The port is located on North Church Street in the George Town harbour on an ironshore coastline and is very close to the water.

He points to the evidence of the CAACI’s willingness to depart from the “obviously prudent” safety standards imposed by the OTARs as there were a number of issues raised in the case that indicated the location was unsuitable.

The ruling notes a number of problems but the police also indicated that they would not use the site for its air support unit except in the most dire emergency circumstances, as they too did not believe it was safe.

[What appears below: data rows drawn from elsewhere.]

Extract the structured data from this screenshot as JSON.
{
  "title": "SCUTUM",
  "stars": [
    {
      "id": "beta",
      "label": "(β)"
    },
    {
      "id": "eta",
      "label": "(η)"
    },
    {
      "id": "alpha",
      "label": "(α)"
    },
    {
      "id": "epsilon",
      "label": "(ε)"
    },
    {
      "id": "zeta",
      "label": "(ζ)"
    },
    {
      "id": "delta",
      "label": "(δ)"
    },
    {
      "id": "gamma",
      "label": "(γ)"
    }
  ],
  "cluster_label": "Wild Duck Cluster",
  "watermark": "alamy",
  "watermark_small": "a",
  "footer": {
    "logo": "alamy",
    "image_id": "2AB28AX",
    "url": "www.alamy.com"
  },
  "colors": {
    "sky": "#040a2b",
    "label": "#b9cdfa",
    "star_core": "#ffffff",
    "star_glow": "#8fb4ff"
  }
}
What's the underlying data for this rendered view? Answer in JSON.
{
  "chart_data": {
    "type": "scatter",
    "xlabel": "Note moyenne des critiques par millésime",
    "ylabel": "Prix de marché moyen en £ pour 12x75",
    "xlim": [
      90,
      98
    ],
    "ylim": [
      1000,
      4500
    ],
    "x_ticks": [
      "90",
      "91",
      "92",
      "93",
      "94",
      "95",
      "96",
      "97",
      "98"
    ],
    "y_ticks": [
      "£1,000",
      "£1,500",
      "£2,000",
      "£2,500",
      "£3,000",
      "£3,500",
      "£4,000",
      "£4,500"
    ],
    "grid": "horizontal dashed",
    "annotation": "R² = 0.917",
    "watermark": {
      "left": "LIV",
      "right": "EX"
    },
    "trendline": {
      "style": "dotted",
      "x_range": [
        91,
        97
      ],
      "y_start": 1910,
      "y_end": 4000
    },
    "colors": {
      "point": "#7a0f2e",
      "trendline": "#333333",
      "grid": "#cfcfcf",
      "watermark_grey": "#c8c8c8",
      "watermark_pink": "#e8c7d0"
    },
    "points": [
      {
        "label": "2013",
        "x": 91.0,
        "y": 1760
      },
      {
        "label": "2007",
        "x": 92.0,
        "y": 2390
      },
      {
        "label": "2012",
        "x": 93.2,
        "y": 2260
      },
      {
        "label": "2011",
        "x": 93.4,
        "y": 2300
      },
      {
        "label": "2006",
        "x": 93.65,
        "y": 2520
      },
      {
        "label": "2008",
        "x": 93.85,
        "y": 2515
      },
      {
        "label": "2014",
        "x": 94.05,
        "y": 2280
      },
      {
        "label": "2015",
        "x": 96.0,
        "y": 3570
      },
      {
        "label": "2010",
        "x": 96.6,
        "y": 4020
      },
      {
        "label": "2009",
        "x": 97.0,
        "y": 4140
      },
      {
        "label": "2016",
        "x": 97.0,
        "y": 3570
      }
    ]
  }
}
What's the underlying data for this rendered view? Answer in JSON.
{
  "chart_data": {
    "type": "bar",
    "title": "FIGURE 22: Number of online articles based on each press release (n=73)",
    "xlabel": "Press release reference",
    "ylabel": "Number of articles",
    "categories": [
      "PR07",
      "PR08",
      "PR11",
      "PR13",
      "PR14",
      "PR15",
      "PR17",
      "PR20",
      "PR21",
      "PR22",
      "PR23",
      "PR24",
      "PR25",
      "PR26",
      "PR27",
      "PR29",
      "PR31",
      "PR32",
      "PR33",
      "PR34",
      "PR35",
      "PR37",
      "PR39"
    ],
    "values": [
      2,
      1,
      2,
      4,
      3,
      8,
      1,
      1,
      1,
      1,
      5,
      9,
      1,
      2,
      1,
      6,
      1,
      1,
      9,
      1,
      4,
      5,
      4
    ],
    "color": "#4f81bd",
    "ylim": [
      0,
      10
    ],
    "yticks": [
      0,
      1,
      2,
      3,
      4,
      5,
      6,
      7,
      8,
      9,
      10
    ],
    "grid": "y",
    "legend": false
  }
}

The ruling found an accumulation of issues which point to the CAACI’s decision being unreasonable and, as a result, ordered the authority to address the issue. Despite finding that the port may not be safe, the judge opted not to order its closure.

“I consider it appropriate, however, that the Court should recognize the on-going remit of the CAACI as the body duly authorised and responsible for ensuring air navigation safety within the Islands. This is not a function that the court should override if there is another appropriate remedy. The CAACI has an on-going ability under Article 122 of ANOTO to monitor and reassess the Heliport and decide whether or not to vary, suspend or revoke certification. Rather than quashing the certificate, the court should allow the CAACI to exercise this function now in light of the clarifications of its responsibility and the issues for its assessments …”

Smellie adds that it should not be obliged to maintain the certification because of the commercial interests, as he declared that the heliport was not in compliance with the standard regulations.

Despite the findings of the CJ and the obvious safety issues raised in the complex and lengthy ruling, other sources have stated that the CAACI is appealing the decision.